L’« Église Apostolique Arménienne » est figée dans ses rites, au point que l’étranger qui assiste à une cérémonie religieuse peut avoir l’impression pénible d’un formalisme sans âme. Du moins, moi je n’ai pas pu surmonter cette impression lors d’un enterrement arménien, très solennel. Mais la religion arménienne a été la source d’une littérature très évoluée, dont les plus grands poètes furent Yeghiché et Moïse de Khorène. Le chef spirituel de l’église grégorienne est le Catholicos d’Étchmiadzin qui est en possession de la plus précieuse relique, la main droite de Saint-Grégoire l’Illuminateur. Dans le cadre de l’Empire turc, le peuple arménien a mené une certaine vie autonome qui résultait de sa particularité et de l’unité de sa culture. Oui, mais alors, pourquoi les Arméniens ne se sont-ils pas adaptés aux maîtres du pays ? Qu’on pose cette question aux Polonais, Tchèques, Ruthènes, Croates, qu’on la pose aux anciennes comme aux nouvelles minorités du monde entier et l’on obtiendra toujours et partout la même réponse : un peuple a le droit fondamental de conserver et de cultiver sa façon d’être dans la mesure où le même droit d’un autre peuple est respecté.
À qui les Arméniens devaient-ils s’adapter ? Les effendis turcs sont la caste dominante la plus corrompue du monde. Et le peuple turc ? Un peuple de paysans pauvres, tourmentés, apathiques, ignorant la lecture et l’écriture. Où pouvaient se trouver les points de contact pour un peuple hautement intelligent ? Et cependant les Arméniens se sont adaptés autant que cela était possible. La langue arménienne disparaissait de plus en plus et la langue véhiculaire devenait le turc. Dans une lettre à sa mère, magistralement écrite, Molkte a relevé élogieusement la confiance filiale des Arméniens dans la justice du sultan. À ce moment ˗ en 1840 ˗ les assassinats d’Arméniens n’étaient pas encore la règle, et les Allemands n’avaient pas d’intérêts turcs. Mais en 1898, lorsque d’une part les tueries avaient fait des centaines de milliers de victimes et que d’autre part le public allemand était déjà submergé par les descriptions les plus roses sur les possibilités allemandes en Turquie, Monsieur Friedrich Naumann, sous l’impression des récents massacres en Arménie, écrivait dans son livre Asia et à propos du peuple torturé et de son sort, de longs articles d’une hypocrisie monstrueuse.
L’Arménien est en général un brave et laborieux agriculteur avec un sens familial très prononcé. Il aime les enfants. S’il n’en était pas ainsi, le peuple aurait déjà été exterminé dans les dernières décennies précédant 1915.

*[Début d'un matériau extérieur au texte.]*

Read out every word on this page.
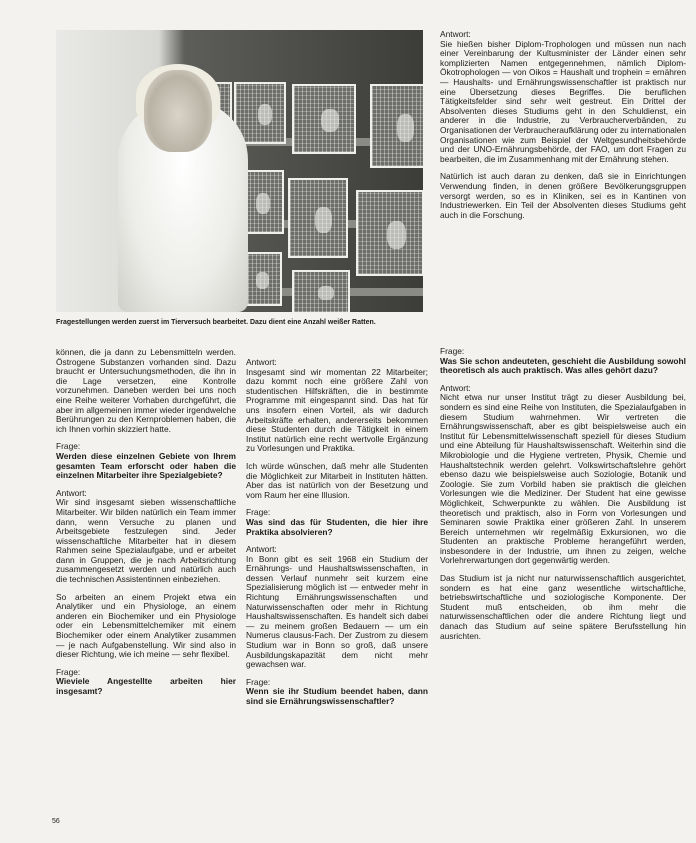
Fragestellungen werden zuerst im Tierversuch bearbeitet. Dazu dient eine Anzahl weißer Ratten.

können, die ja dann zu Lebensmitteln werden. Östrogene Substanzen vorhanden sind. Dazu braucht er Untersuchungsmethoden, die ihn in die Lage versetzen, eine Kontrolle vorzunehmen. Daneben werden bei uns noch eine Reihe weiterer Vorhaben durchgeführt, die aber im allgemeinen immer wieder irgendwelche Berührungen zu den Kernproblemen haben, die ich Ihnen vorhin skizziert hatte.

Frage:
Werden diese einzelnen Gebiete von Ihrem gesamten Team erforscht oder haben die einzelnen Mitarbeiter ihre Spezialgebiete?

Antwort:
Wir sind insgesamt sieben wissenschaftliche Mitarbeiter. Wir bilden natürlich ein Team immer dann, wenn Versuche zu planen und Arbeitsgebiete festzulegen sind. Jeder wissenschaftliche Mitarbeiter hat in diesem Rahmen seine Spezialaufgabe, und er arbeitet dann in Gruppen, die je nach Arbeitsrichtung zusammengesetzt werden und natürlich auch die technischen Assistentinnen einbeziehen.

So arbeiten an einem Projekt etwa ein Analytiker und ein Physiologe, an einem anderen ein Biochemiker und ein Physiologe oder ein Lebensmittelchemiker mit einem Biochemiker oder einem Analytiker zusammen — je nach Aufgabenstellung. Wir sind also in dieser Richtung, wie ich meine — sehr flexibel.

Frage:
Wieviele Angestellte arbeiten hier insgesamt?

Antwort:
Insgesamt sind wir momentan 22 Mitarbeiter; dazu kommt noch eine größere Zahl von studentischen Hilfskräften, die in bestimmte Programme mit eingespannt sind. Das hat für uns insofern einen Vorteil, als wir dadurch Arbeitskräfte erhalten, andererseits bekommen diese Studenten durch die Tätigkeit in einem Institut natürlich eine recht wertvolle Ergänzung zu Vorlesungen und Praktika.

Ich würde wünschen, daß mehr alle Studenten die Möglichkeit zur Mitarbeit in Instituten hätten. Aber das ist natürlich von der Besetzung und vom Raum her eine Illusion.

Frage:
Was sind das für Studenten, die hier ihre Praktika absolvieren?

Antwort:
In Bonn gibt es seit 1968 ein Studium der Ernährungs- und Haushaltswissenschaften, in dessen Verlauf nunmehr seit kurzem eine Spezialisierung möglich ist — entweder mehr in Richtung Ernährungswissenschaften und Naturwissenschaften oder mehr in Richtung Haushaltswissenschaften. Es handelt sich dabei — zu meinem großen Bedauern — um ein Numerus clausus-Fach. Der Zustrom zu diesem Studium war in Bonn so groß, daß unsere Ausbildungskapazität dem nicht mehr gewachsen war.

Frage:
Wenn sie ihr Studium beendet haben, dann sind sie Ernährungswissenschaftler?

Antwort:
Sie hießen bisher Diplom-Trophologen und müssen nun nach einer Vereinbarung der Kultusminister der Länder einen sehr komplizierten Namen entgegennehmen, nämlich Diplom-Ökotrophologen — von Oikos = Haushalt und trophein = ernähren — Haushalts- und Ernährungswissenschaftler ist praktisch nur eine Übersetzung dieses Begriffes. Die beruflichen Tätigkeitsfelder sind sehr weit gestreut. Ein Drittel der Absolventen dieses Studiums geht in den Schuldienst, ein anderer in die Industrie, zu Verbraucherverbänden, zu Organisationen der Verbraucheraufklärung oder zu internationalen Organisationen wie zum Beispiel der Weltgesundheitsbehörde und der UNO-Ernährungsbehörde, der FAO, um dort Fragen zu bearbeiten, die im Zusammenhang mit der Ernährung stehen.

Natürlich ist auch daran zu denken, daß sie in Einrichtungen Verwendung finden, in denen größere Bevölkerungsgruppen versorgt werden, so es in Kliniken, sei es in Kantinen von Industriewerken. Ein Teil der Absolventen dieses Studiums geht auch in die Forschung.

Frage:
Was Sie schon andeuteten, geschieht die Ausbildung sowohl theoretisch als auch praktisch. Was alles gehört dazu?

Antwort:
Nicht etwa nur unser Institut trägt zu dieser Ausbildung bei, sondern es sind eine Reihe von Instituten, die Spezialaufgaben in diesem Studium wahrnehmen. Wir vertreten die Ernährungswissenschaft, aber es gibt beispielsweise auch ein Institut für Lebensmittelwissenschaft speziell für dieses Studium und eine Abteilung für Haushaltswissenschaft. Weiterhin sind die Mikrobiologie und die Hygiene vertreten, Physik, Chemie und Haushaltstechnik werden gelehrt. Volkswirtschaftslehre gehört ebenso dazu wie beispielsweise auch Soziologie, Botanik und Zoologie. Sie zum Vorbild haben sie praktisch die gleichen Vorlesungen wie die Mediziner. Der Student hat eine gewisse Möglichkeit, Schwerpunkte zu wählen. Die Ausbildung ist theoretisch und praktisch, also in Form von Vorlesungen und Seminaren sowie Praktika einer größeren Zahl. In unserem Bereich unternehmen wir regelmäßig Exkursionen, wo die Studenten an praktische Probleme herangeführt werden, insbesondere in der Industrie, um ihnen zu zeigen, welche Vorlehrerwartungen dort gegenwärtig werden.

Das Studium ist ja nicht nur naturwissenschaftlich ausgerichtet, sondern es hat eine ganz wesentliche wirtschaftliche, betriebswirtschaftliche und soziologische Komponente. Der Student muß entscheiden, ob ihm mehr die naturwissenschaftlichen oder die andere Richtung liegt und danach das Studium auf seine spätere Berufsstellung hin ausrichten.

56
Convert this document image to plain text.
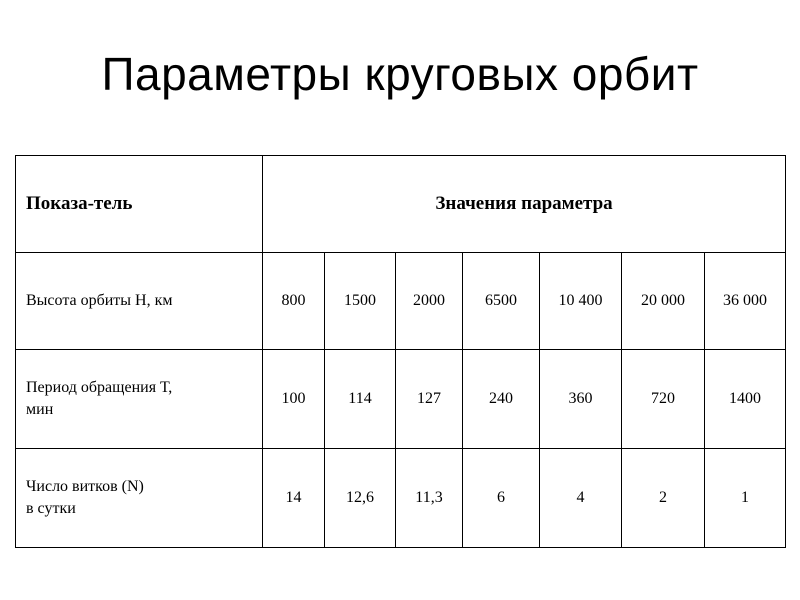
Параметры круговых орбит
Показа-тель	Значения параметра						
Высота орбиты H, км	800	1500	2000	6500	10 400	20 000	36 000
Период обращения Т,
мин	100	114	127	240	360	720	1400
Число витков (N)
в сутки	14	12,6	11,3	6	4	2	1
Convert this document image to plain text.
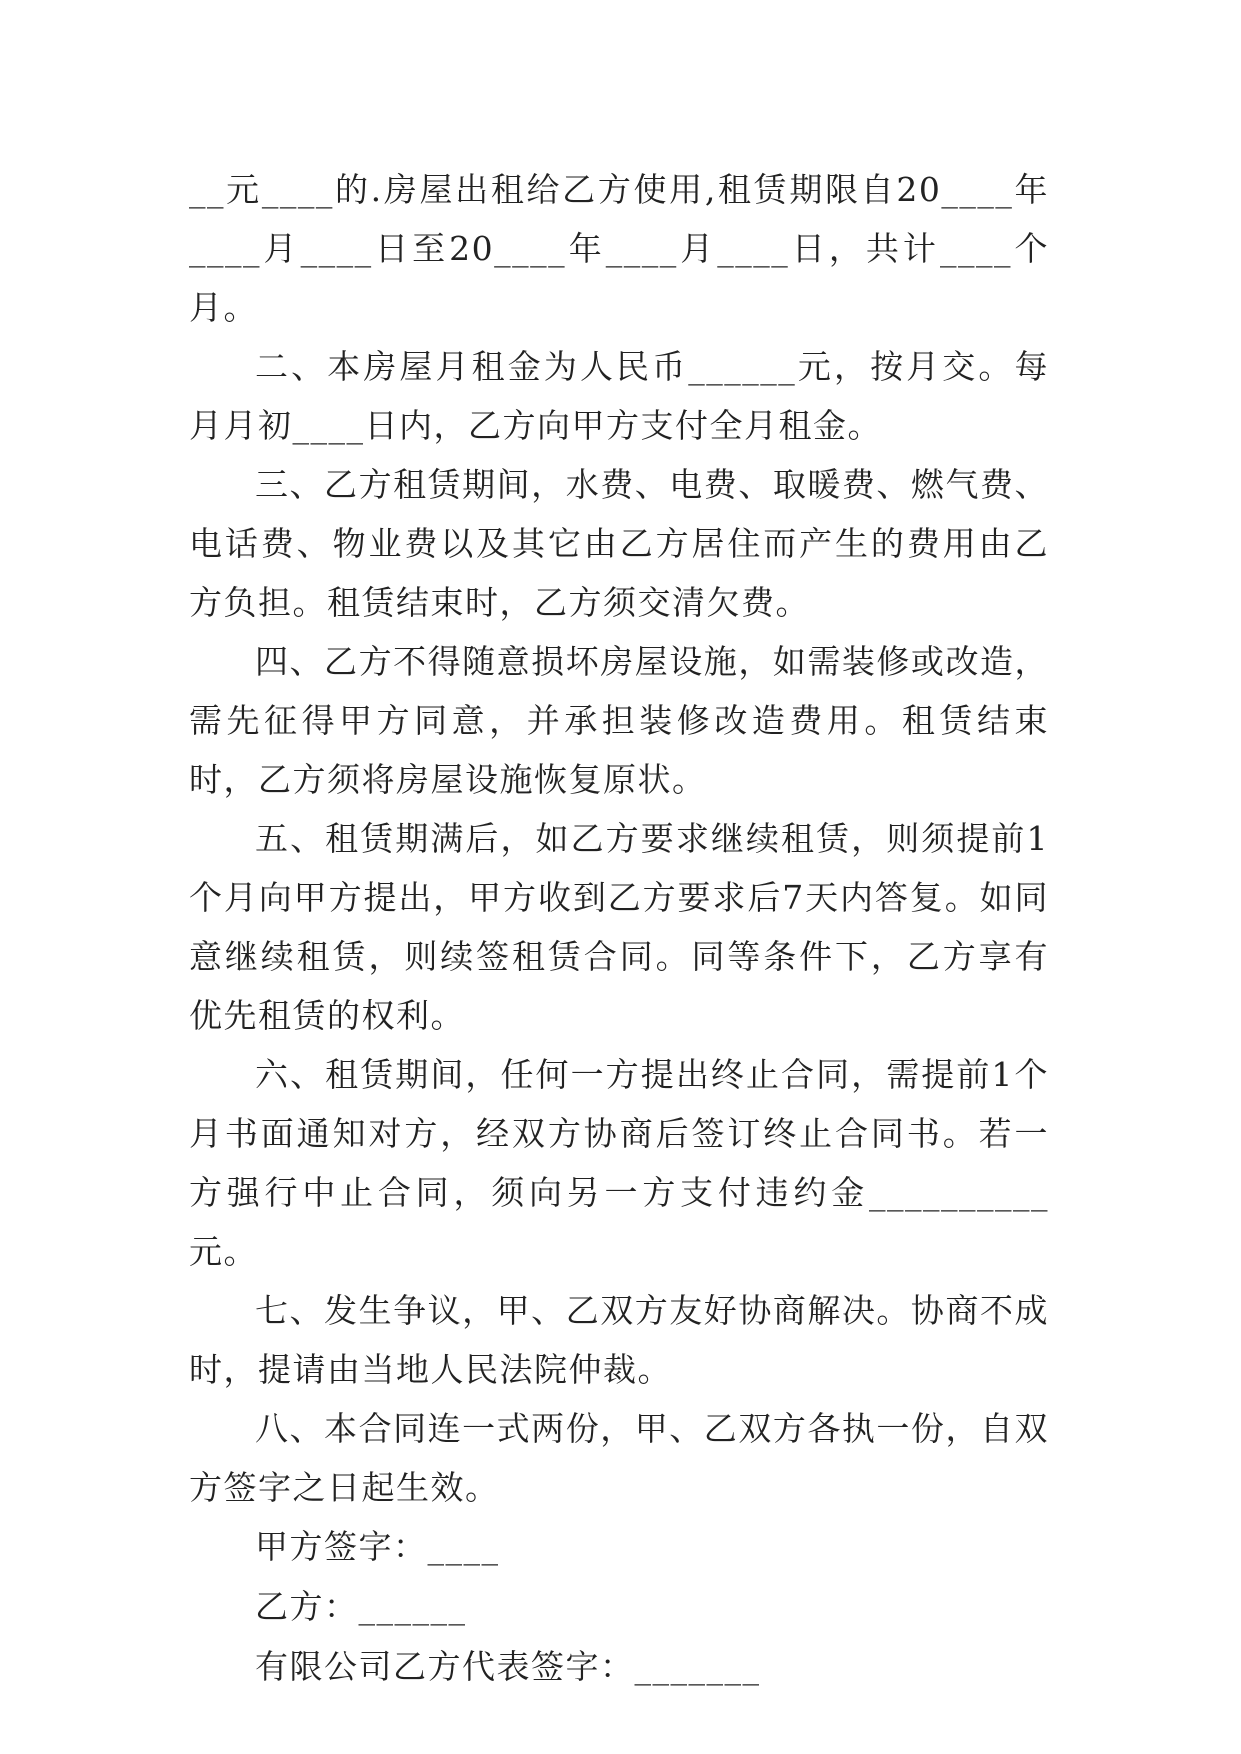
__元____的.房屋出租给乙方使用,租赁期限自20____年____月____日至20____年____月____日，共计____个月。

二、本房屋月租金为人民币______元，按月交。每月月初____日内，乙方向甲方支付全月租金。

三、乙方租赁期间，水费、电费、取暖费、燃气费、电话费、物业费以及其它由乙方居住而产生的费用由乙方负担。租赁结束时，乙方须交清欠费。

四、乙方不得随意损坏房屋设施，如需装修或改造，需先征得甲方同意，并承担装修改造费用。租赁结束时，乙方须将房屋设施恢复原状。

五、租赁期满后，如乙方要求继续租赁，则须提前1个月向甲方提出，甲方收到乙方要求后7天内答复。如同意继续租赁，则续签租赁合同。同等条件下，乙方享有优先租赁的权利。

六、租赁期间，任何一方提出终止合同，需提前1个月书面通知对方，经双方协商后签订终止合同书。若一方强行中止合同，须向另一方支付违约金__________元。

七、发生争议，甲、乙双方友好协商解决。协商不成时，提请由当地人民法院仲裁。

八、本合同连一式两份，甲、乙双方各执一份，自双方签字之日起生效。

甲方签字：____

乙方：______

有限公司乙方代表签字：_______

Le caractère pacifique et la brillante intelligence de beaucoup d’Arméniens faisaient d’eux les meilleurs instituteurs, médecins, interprètes et commerçants du Proche-Orient.
En Anatolie orientale, ils formaient la solide colonne vertébrale d’une agriculture florissante.
L’artisanat de tout le pays jusqu’en Syrie et en Palestine se trouvait, en grande partie, entre leurs mains, de même que le commerce qu’ils devaient partager avec les Grecs dans les régions côtières.
L’exploitation commerciale de la bêtise et de la paresse turques ont toujours valu des blâmes aux Arméniens. Mais, devaient-ils s’efforcer d’être aussi paresseux et ignorants que les Turcs ?
Le commerce mondial ne pouvait cependant pas s’arrêter aux frontières de la Turquie ! Les Arméniens jetaient des ponts vers le progrès européen. C’était la conséquence même de leur activité commerciale. Sa collaboration avec le monde extérieur familiarise le commerçant avec la pensée et les méthodes modernes et il découvre du même coup les abus de son pays et les fautes de ses gouvernants.
Que certains Arméniens soient devenus riches, que tout le peuple veuille affermir sa supériorité intellectuelle par l’instruction européenne de sa jeunesse, qu’il développe l’idée de ne pas rester éternellement la victime de tueries à répétitions périodiques, c’était cela que le Turc n’a jamais pardonné. Il voyait s’ébranler son état pourri, mais l’idée ne lui vint pas que la
chute devait être évitée par l’abandon des méthodes du passé et par la réforme de sa tête et de ses membres. Le Turc sentait son incapacité à créer du nouveau. Il avait toujours été le peuple souverain, gouvernant par la force brutale, et voilà : il y avait là un peuple se permettant, à juste titre, de crier au monde entier qu’on l’accablait toujours à nouveau des plus révoltantes barbaries.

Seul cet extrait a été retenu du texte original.